Effect of Reduced Graphene Oxide Film Thickness on a Chemiresistor’s Response to Volatile Organic Compounds and Warfare Agents

We explore the performance of a chemiresistor sensor array based on thin layers of reduced graphene oxide (rGO). The rGO is deposited with a spray coating technique to fabricate three samples of different layer thicknesses, which are characterized by atomic force microscopy (AFM) and Raman spectroscopy. We expose the chemiresistors to water vapor, three volatile organic compounds (VOC), ethanol, acetone, and formaldehyde, and two simulants of chemical warfare agents (CWA), dimethyl–methyl phosphonate (DMMP) and dipropylene glycol monomethyl ether (DPGME). The rGO-based sensors show noticeable changes in resistance upon parts per million variations of the analyte concentrations.
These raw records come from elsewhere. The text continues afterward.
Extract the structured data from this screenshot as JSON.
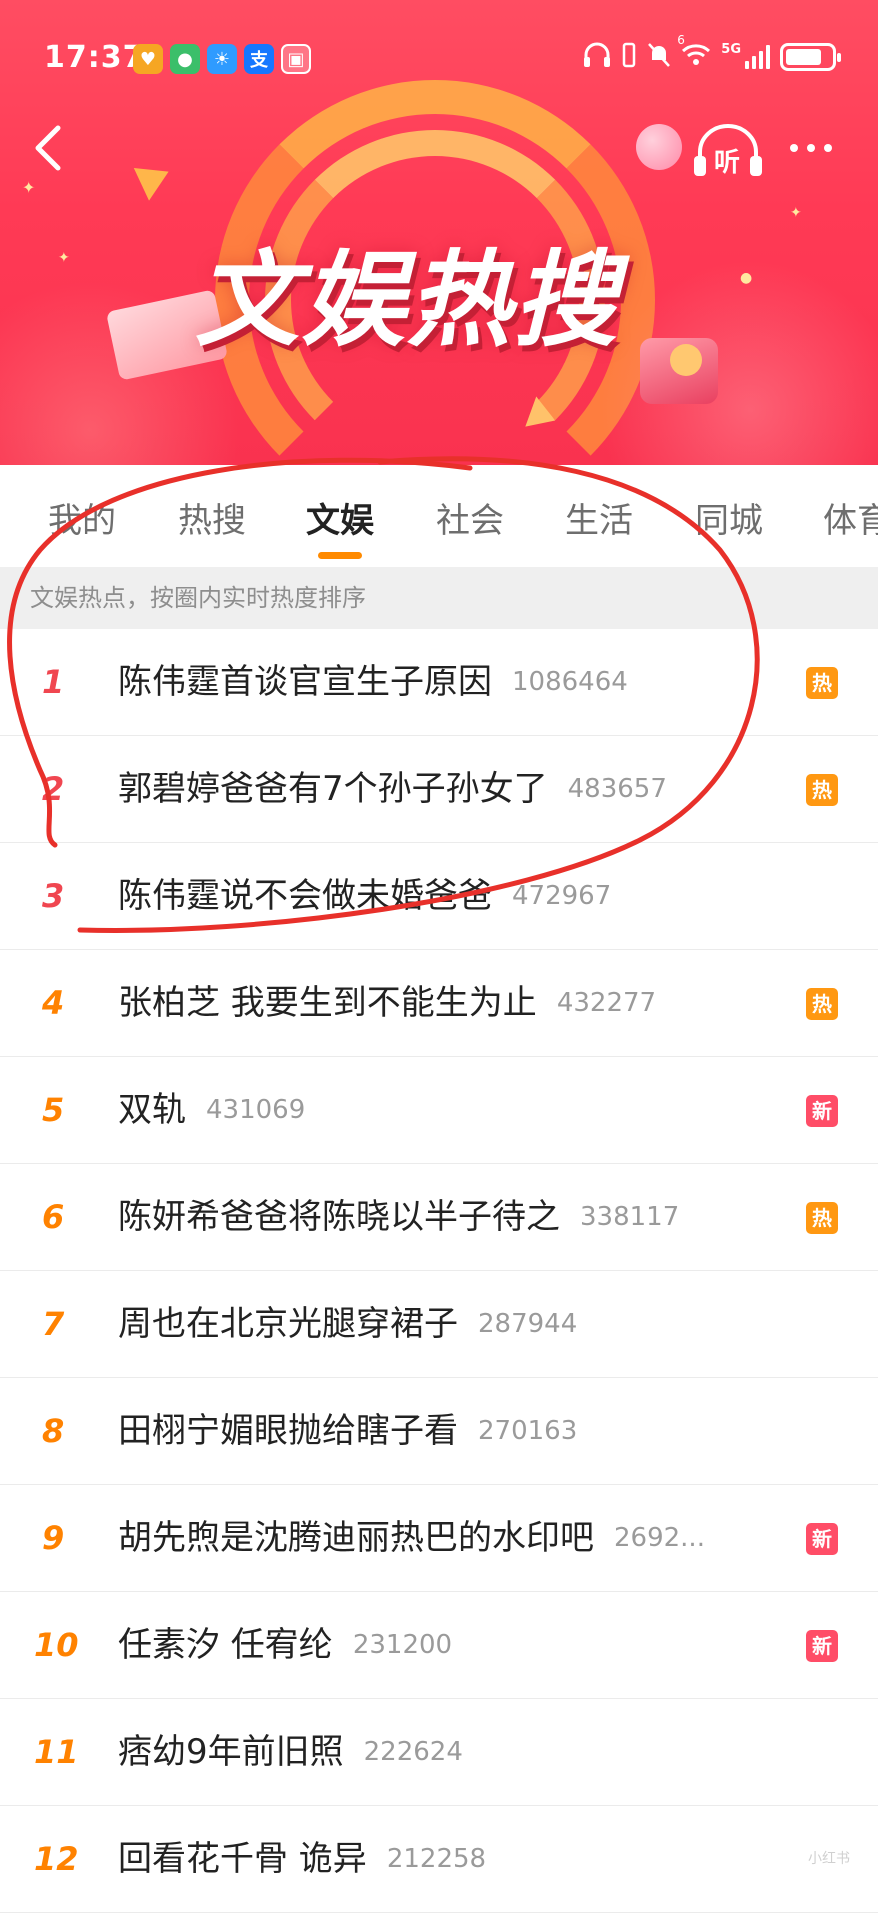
{
  "status_bar": {
    "time": "17:37",
    "notification_icons": [
      {
        "name": "heart-app-icon",
        "glyph": "♥",
        "color": "#f6a623"
      },
      {
        "name": "chat-app-icon",
        "glyph": "●",
        "color": "#3bbf6a"
      },
      {
        "name": "weather-app-icon",
        "glyph": "☀",
        "color": "#2f9bff"
      },
      {
        "name": "alipay-icon",
        "glyph": "支",
        "color": "#1677ff"
      },
      {
        "name": "gallery-icon",
        "glyph": "▣",
        "color": "#ffffff"
      }
    ],
    "network_label": "5G",
    "wifi_label": "6",
    "battery_level": 0.8
  },
  "header": {
    "title": "文娱热搜",
    "listen_label": "听",
    "back_icon": "chevron-left-icon",
    "more_icon": "more-dots-icon"
  },
  "tabs": [
    {
      "label": "我的",
      "active": false
    },
    {
      "label": "热搜",
      "active": false
    },
    {
      "label": "文娱",
      "active": true
    },
    {
      "label": "社会",
      "active": false
    },
    {
      "label": "生活",
      "active": false
    },
    {
      "label": "同城",
      "active": false
    },
    {
      "label": "体育",
      "active": false
    }
  ],
  "subheader": "文娱热点，按圈内实时热度排序",
  "list": [
    {
      "rank": "1",
      "title": "陈伟霆首谈官宣生子原因",
      "count": "1086464",
      "badge": "热",
      "badge_type": "hot"
    },
    {
      "rank": "2",
      "title": "郭碧婷爸爸有7个孙子孙女了",
      "count": "483657",
      "badge": "热",
      "badge_type": "hot"
    },
    {
      "rank": "3",
      "title": "陈伟霆说不会做未婚爸爸",
      "count": "472967",
      "badge": "",
      "badge_type": ""
    },
    {
      "rank": "4",
      "title": "张柏芝 我要生到不能生为止",
      "count": "432277",
      "badge": "热",
      "badge_type": "hot"
    },
    {
      "rank": "5",
      "title": "双轨",
      "count": "431069",
      "badge": "新",
      "badge_type": "new"
    },
    {
      "rank": "6",
      "title": "陈妍希爸爸将陈晓以半子待之",
      "count": "338117",
      "badge": "热",
      "badge_type": "hot"
    },
    {
      "rank": "7",
      "title": "周也在北京光腿穿裙子",
      "count": "287944",
      "badge": "",
      "badge_type": ""
    },
    {
      "rank": "8",
      "title": "田栩宁媚眼抛给瞎子看",
      "count": "270163",
      "badge": "",
      "badge_type": ""
    },
    {
      "rank": "9",
      "title": "胡先煦是沈腾迪丽热巴的水印吧",
      "count": "2692...",
      "badge": "新",
      "badge_type": "new"
    },
    {
      "rank": "10",
      "title": "任素汐 任宥纶",
      "count": "231200",
      "badge": "新",
      "badge_type": "new"
    },
    {
      "rank": "11",
      "title": "痞幼9年前旧照",
      "count": "222624",
      "badge": "",
      "badge_type": ""
    },
    {
      "rank": "12",
      "title": "回看花千骨 诡异",
      "count": "212258",
      "badge": "",
      "badge_type": ""
    }
  ],
  "colors": {
    "banner_red": "#ff3a55",
    "tab_underline": "#ff8a00",
    "rank_top": "#f04650",
    "rank_normal": "#ff8200",
    "badge_hot": "#ff9812",
    "badge_new": "#ff4d67",
    "annotation_red": "#e8302a"
  }
}
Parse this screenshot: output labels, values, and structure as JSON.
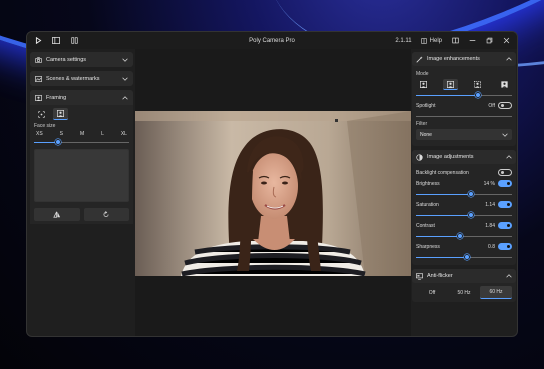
{
  "window": {
    "title": "Poly Camera Pro",
    "version": "2.1.11",
    "help_label": "Help"
  },
  "left": {
    "camera_settings": "Camera settings",
    "scenes": "Scenes & watermarks",
    "framing": "Framing",
    "face_size_label": "Face size",
    "face_sizes": [
      "XS",
      "S",
      "M",
      "L",
      "XL"
    ],
    "face_size_value": 0.25
  },
  "right": {
    "image_enhancements": {
      "title": "Image enhancements",
      "mode_label": "Mode",
      "mode_level": 0.65,
      "spotlight_label": "Spotlight",
      "spotlight_state": "Off",
      "filter_label": "Filter",
      "filter_value": "None"
    },
    "image_adjustments": {
      "title": "Image adjustments",
      "backlight_label": "Backlight compensation",
      "brightness_label": "Brightness",
      "brightness_value": "14 %",
      "brightness_level": 0.57,
      "saturation_label": "Saturation",
      "saturation_value": "1.14",
      "saturation_level": 0.57,
      "contrast_label": "Contrast",
      "contrast_value": "1.84",
      "contrast_level": 0.46,
      "sharpness_label": "Sharpness",
      "sharpness_value": "0.8",
      "sharpness_level": 0.53
    },
    "anti_flicker": {
      "title": "Anti-flicker",
      "options": [
        "Off",
        "50 Hz",
        "60 Hz"
      ],
      "selected": "60 Hz"
    }
  },
  "colors": {
    "accent": "#5aa0ff",
    "panel": "#252525",
    "header": "#2b2b2b"
  }
}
The largest detection sensitivity 0.02%/ppm is observed with DPGME. Furthermore, we investigate a thickness-dependent signal that depends on the nature of the analyte. We show that comparing the signal measured with only a few rGO layers of different thicknesses can be used to distinguish formaldehyde from other VOC and DMMP from DPGME. Our findings represent a step toward the development of practical sensor arrays based on low cost, scalable graphene-based materials, enabling both sensitive and selective detection of analytes.